Ireland Faces €1.2 Billion Nursing Home Bill; Demand to Rise 80% by 2040
Ireland's elder care system faces a €1.2 billion annual cost, with demand for nursing homes projected to rise 80% by 2040. A parliamentary committee heard warnings of system failure due to reliance on expensive nursing homes, inadequate support for informal carers, and structural issues classifying care as housing. Reforms are urgently needed to address financial liabilities and align care with older people's preferences.
Ireland faces a deepening elder care crisis, with long-term residential care already costing the state up to €1.2 billion annually. A parliamentary health committee heard warnings on June 10 that demand for nursing home places is projected to grow by 80% by 2040, and the population over 65 will exceed one million by 2030.

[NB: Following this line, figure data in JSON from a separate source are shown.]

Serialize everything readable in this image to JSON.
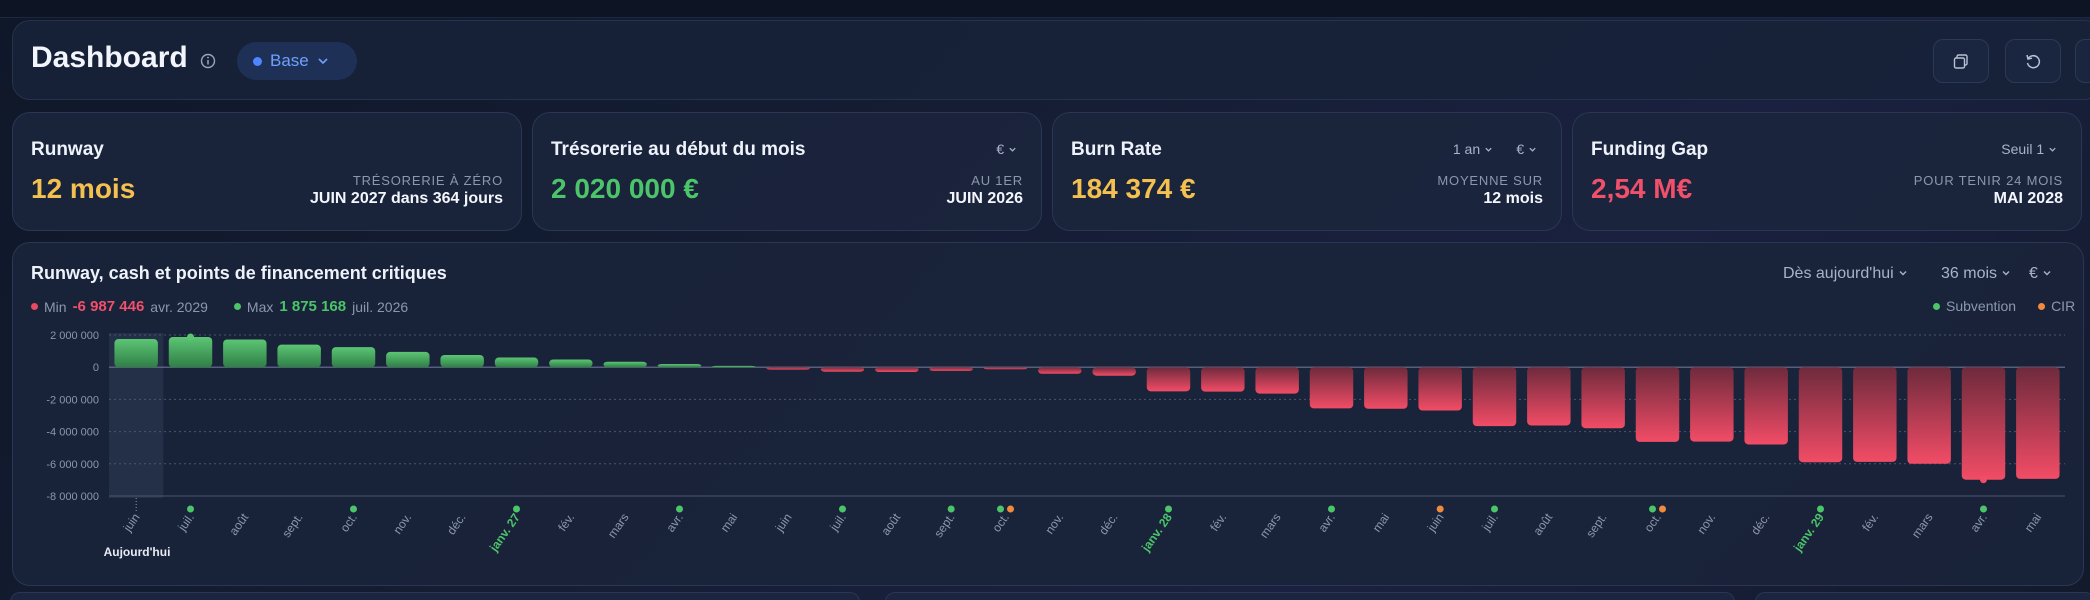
{
  "header": {
    "title": "Dashboard",
    "scenario_label": "Base"
  },
  "cards": {
    "runway": {
      "title": "Runway",
      "value": "12 mois",
      "sub_label": "TRÉSORERIE À ZÉRO",
      "sub_value": "JUIN 2027 dans 364 jours",
      "value_color": "#f4c04f"
    },
    "treasury": {
      "title": "Trésorerie au début du mois",
      "value": "2 020 000 €",
      "currency": "€",
      "sub_label": "AU 1ER",
      "sub_value": "JUIN 2026",
      "value_color": "#4bc46a"
    },
    "burn": {
      "title": "Burn Rate",
      "value": "184 374 €",
      "period": "1 an",
      "currency": "€",
      "sub_label": "MOYENNE SUR",
      "sub_value": "12 mois",
      "value_color": "#f4c04f"
    },
    "gap": {
      "title": "Funding Gap",
      "value": "2,54 M€",
      "threshold": "Seuil 1",
      "sub_label": "POUR TENIR 24 MOIS",
      "sub_value": "MAI 2028",
      "value_color": "#f0506a"
    }
  },
  "chart_panel": {
    "title": "Runway, cash et points de financement critiques",
    "ctrl_start": "Dès aujourd'hui",
    "ctrl_range": "36 mois",
    "ctrl_currency": "€",
    "min_label": "Min",
    "min_value": "-6 987 446",
    "min_date": "avr. 2029",
    "max_label": "Max",
    "max_value": "1 875 168",
    "max_date": "juil. 2026",
    "legend_subvention": "Subvention",
    "legend_cir": "CIR",
    "today_label": "Aujourd'hui"
  },
  "colors": {
    "positive": "#4bb465",
    "negative": "#e84a62",
    "subvention": "#4bc46a",
    "cir": "#f08a3c",
    "year_label": "#4bc46a"
  },
  "chart_data": {
    "type": "bar",
    "ylim": [
      -8000000,
      2000000
    ],
    "y_ticks": [
      2000000,
      0,
      -2000000,
      -4000000,
      -6000000,
      -8000000
    ],
    "y_tick_labels": [
      "2 000 000",
      "0",
      "-2 000 000",
      "-4 000 000",
      "-6 000 000",
      "-8 000 000"
    ],
    "categories": [
      "juin",
      "juil.",
      "août",
      "sept.",
      "oct.",
      "nov.",
      "déc.",
      "janv. 27",
      "fév.",
      "mars",
      "avr.",
      "mai",
      "juin",
      "juil.",
      "août",
      "sept.",
      "oct.",
      "nov.",
      "déc.",
      "janv. 28",
      "fév.",
      "mars",
      "avr.",
      "mai",
      "juin",
      "juil.",
      "août",
      "sept.",
      "oct.",
      "nov.",
      "déc.",
      "janv. 29",
      "fév.",
      "mars",
      "avr.",
      "mai"
    ],
    "year_start_indices": [
      7,
      19,
      31
    ],
    "values": [
      1750000,
      1875168,
      1720000,
      1400000,
      1250000,
      950000,
      760000,
      600000,
      480000,
      340000,
      200000,
      80000,
      -150000,
      -280000,
      -300000,
      -230000,
      -130000,
      -410000,
      -530000,
      -1500000,
      -1520000,
      -1640000,
      -2560000,
      -2580000,
      -2690000,
      -3660000,
      -3620000,
      -3790000,
      -4640000,
      -4620000,
      -4800000,
      -5900000,
      -5880000,
      -6000000,
      -6987446,
      -6940000
    ],
    "subvention_months": [
      1,
      4,
      7,
      10,
      13,
      15,
      16,
      19,
      22,
      25,
      28,
      31,
      34
    ],
    "cir_months": [
      16,
      24,
      28
    ],
    "series": [
      {
        "name": "Subvention"
      },
      {
        "name": "CIR"
      }
    ]
  }
}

Seán Moynihan, CEO of ALONE, stated that without structural reform, Ireland would need approximately 800 additional nursing home units per year. Professor Rose Anne Kenny of Trinity College Dublin highlighted the financial case for reform, noting that a 2017 TILDA analysis estimated the replacement cost of informal care, primarily provided by family members, at €4 billion, a figure now significantly higher.

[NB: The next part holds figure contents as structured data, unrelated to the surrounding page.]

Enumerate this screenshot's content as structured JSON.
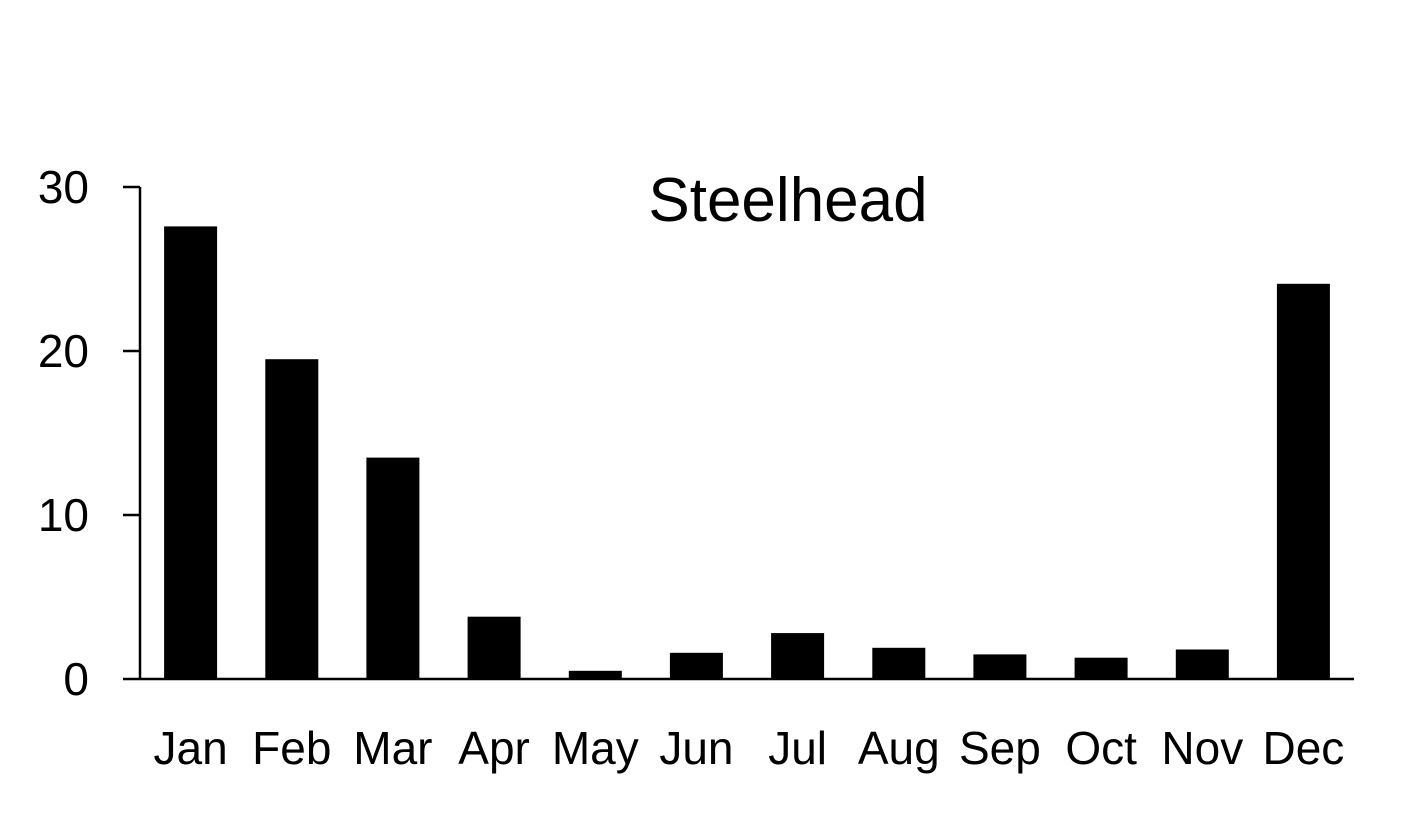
{
  "chart_data": {
    "type": "bar",
    "title": "Steelhead",
    "xlabel": "",
    "ylabel": "",
    "categories": [
      "Jan",
      "Feb",
      "Mar",
      "Apr",
      "May",
      "Jun",
      "Jul",
      "Aug",
      "Sep",
      "Oct",
      "Nov",
      "Dec"
    ],
    "values": [
      27.6,
      19.5,
      13.5,
      3.8,
      0.5,
      1.6,
      2.8,
      1.9,
      1.5,
      1.3,
      1.8,
      24.1
    ],
    "ylim": [
      0,
      30
    ],
    "yticks": [
      0,
      10,
      20,
      30
    ],
    "grid": false,
    "legend": "none",
    "bar_color": "#000000"
  }
}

Informal carers, who provide 80-90% of home care, are themselves aging, with 15% already over 65. Their health often deteriorates after 15-20 hours of care per week, creating further state costs. Camille Loftus of Age Action Ireland warned that the Fair Deal nursing home subvention scheme fails residents financially and on welfare grounds, with unregulated fees and declining medical card coverage for older people due to outdated income thresholds.
TILDA data shows 81% of older people wish to die at home, but only 27% do, with 45% dying in hospitals and 11% in nursing homes. Projections indicate a fivefold increase in people with significant functional impairment over the next 15 years. Moynihan argued that the core problem is structural: housing with care is classified as a housing product rather than a health intervention, leading to unintegrated funding and a lack of intermediate housing and care models common in other European countries.